As a first time blogger, I’m not really sure where to begin. And so I guess I’ll begin with the Gospel. “God loves us. God loves the world. God became human to save the world.” It’s all really simple - it’s just not easy.
I do think that the Gospel is simple in the sense that the Gospel can be simply stated. Don’t get me wrong – there is a lot of complexity and paradox once we begin to pry into the deep mysteries of the Christian Gospel, but that doesn’t take away from the fact that the Gospel can be stated in fairly short sentences. “Jesus is Lord. God is good. God became human to save the world. God is bringing the entire cosmos to a glorious end.” You get the picture. Really simple.
But the Gospel isn’t easy. And the reason the Gospel isn’t easy is because the Gospel is difficult to absorb. And the reason the Gospel is difficult to absorb is because the premise behind the Gospel is actually pretty radical – God is love.
It’s easy to say that God is love. But it’s a completely different matter to absorb this truth – to allow this truth about God to descend so deeply into the core of our being that it shapes every aspect of our lives. God’s love is easy to confess. But it takes a lifetime to absorb.

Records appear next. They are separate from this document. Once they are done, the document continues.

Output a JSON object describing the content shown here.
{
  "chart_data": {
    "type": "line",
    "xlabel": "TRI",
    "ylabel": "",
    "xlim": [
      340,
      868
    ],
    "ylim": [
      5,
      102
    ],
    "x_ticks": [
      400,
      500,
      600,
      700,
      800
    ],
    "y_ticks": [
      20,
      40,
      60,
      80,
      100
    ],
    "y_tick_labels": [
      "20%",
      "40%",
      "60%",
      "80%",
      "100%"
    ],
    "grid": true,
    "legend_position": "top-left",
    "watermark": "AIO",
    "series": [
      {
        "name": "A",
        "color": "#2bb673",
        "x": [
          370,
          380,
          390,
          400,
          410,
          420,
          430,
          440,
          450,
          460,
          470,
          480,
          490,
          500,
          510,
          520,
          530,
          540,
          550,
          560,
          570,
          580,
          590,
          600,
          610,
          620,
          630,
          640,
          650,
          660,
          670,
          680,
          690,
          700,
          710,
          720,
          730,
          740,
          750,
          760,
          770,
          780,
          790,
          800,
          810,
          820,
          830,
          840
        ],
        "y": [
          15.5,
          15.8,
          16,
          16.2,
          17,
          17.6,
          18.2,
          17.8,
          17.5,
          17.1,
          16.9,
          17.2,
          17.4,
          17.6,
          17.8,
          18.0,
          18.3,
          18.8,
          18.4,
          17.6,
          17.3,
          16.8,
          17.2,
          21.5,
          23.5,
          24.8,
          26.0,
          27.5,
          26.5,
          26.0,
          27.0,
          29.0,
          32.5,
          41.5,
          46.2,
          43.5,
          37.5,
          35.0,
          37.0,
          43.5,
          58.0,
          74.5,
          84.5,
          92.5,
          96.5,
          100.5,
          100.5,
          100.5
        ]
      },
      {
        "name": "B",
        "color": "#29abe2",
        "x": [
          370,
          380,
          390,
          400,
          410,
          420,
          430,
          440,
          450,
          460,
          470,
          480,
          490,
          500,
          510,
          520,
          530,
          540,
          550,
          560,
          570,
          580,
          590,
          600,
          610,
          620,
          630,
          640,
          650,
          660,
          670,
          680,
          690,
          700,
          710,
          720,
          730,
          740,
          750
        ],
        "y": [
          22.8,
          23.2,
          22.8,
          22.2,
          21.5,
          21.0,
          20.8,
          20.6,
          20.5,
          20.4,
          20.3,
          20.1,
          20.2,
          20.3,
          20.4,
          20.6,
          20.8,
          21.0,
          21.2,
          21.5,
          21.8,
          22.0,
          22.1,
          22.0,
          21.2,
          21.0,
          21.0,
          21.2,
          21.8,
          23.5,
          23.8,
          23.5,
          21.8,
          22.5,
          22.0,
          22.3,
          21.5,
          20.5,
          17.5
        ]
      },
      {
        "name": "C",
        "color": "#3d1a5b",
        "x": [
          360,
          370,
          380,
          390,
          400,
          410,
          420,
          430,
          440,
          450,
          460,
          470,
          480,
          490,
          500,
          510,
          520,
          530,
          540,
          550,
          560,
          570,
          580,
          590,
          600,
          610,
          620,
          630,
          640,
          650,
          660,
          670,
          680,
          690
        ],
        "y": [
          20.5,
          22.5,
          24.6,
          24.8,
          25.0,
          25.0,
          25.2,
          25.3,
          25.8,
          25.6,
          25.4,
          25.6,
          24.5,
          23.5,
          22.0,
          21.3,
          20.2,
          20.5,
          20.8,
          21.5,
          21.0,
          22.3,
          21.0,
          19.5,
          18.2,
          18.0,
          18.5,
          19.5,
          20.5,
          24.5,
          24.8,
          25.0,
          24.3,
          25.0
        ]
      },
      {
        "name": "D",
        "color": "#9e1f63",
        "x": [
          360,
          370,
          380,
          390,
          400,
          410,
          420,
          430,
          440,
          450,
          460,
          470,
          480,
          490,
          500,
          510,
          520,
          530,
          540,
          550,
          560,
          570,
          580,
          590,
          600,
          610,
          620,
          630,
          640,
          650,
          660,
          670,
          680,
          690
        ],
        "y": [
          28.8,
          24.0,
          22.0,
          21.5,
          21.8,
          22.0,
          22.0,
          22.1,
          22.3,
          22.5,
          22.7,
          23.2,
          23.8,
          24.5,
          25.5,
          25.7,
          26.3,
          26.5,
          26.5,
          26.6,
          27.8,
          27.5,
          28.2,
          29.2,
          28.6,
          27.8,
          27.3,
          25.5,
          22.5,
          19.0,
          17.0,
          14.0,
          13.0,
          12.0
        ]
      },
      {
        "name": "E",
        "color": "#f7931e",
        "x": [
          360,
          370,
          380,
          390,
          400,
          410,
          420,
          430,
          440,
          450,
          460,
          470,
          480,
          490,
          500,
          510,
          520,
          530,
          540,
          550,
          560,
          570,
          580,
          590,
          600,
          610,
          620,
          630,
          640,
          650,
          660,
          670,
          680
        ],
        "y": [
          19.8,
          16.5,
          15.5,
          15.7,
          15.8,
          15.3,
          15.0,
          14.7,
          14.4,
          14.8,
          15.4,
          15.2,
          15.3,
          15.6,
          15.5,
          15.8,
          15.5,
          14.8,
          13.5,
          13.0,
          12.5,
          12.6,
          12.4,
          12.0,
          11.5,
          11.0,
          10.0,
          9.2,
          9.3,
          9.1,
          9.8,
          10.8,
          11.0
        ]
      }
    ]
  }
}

I find it pretty amazing that Jesus addressed God as Abba, an Aramaic word meaning “daddy.” It’s a word of trust and tenderness. It wasn’t a popular name for God in Jesus’ Jewish milieu (and by “not popular” I mean that people would stone you). YHWH was popular. YHWH spoke of God’s holiness and otherness. But “daddy” was just a little too intimate for Jesus’ contemporaries, who refused to even pronounce God’s name. It’s not that Jesus’ fellow Jews were wrong. After all, God is holy and God is “other.” But that’s precisely why the Gospel is so difficult for us to absorb. Because this holy God, this God that is totally “other,” this God who said to Moses I AM WHO I AM, is now revealed as a tender daddy, a loving father. And it does no good to say that only Jesus can call God “Abba.” After all, he was God’s son. Jesus really did have an intimate relationship with the Father. No, that’s not an acceptable position for the disciple of Jesus, for the Gospel dares to claim that we are co-heirs with Christ and that, through him, we can experience the same intimacy with the Father that Jesus did. It’s like Paul says – “You did not receive a spirit of slavery to fall back into fear, but you have received a spirit of adoption.” Such is why we “cry Abba, Father” (Rom 8:15). And so we too are invited to call God Abba. It’s all really simple – just not easy.
FOR TODAY: do something creative to absorb the simple truth that God is love and that we have been empowered to call God Abba. Our wiring and our world make absorbing such an intimate relationship with God really hard. It’s easy to say that God is love. But it’s a completely different matter to absorb it and to have this truth transform every aspect of our life.
1 comment:
I love this blog already. Thanks for making time for this endeavor. Consider me edified.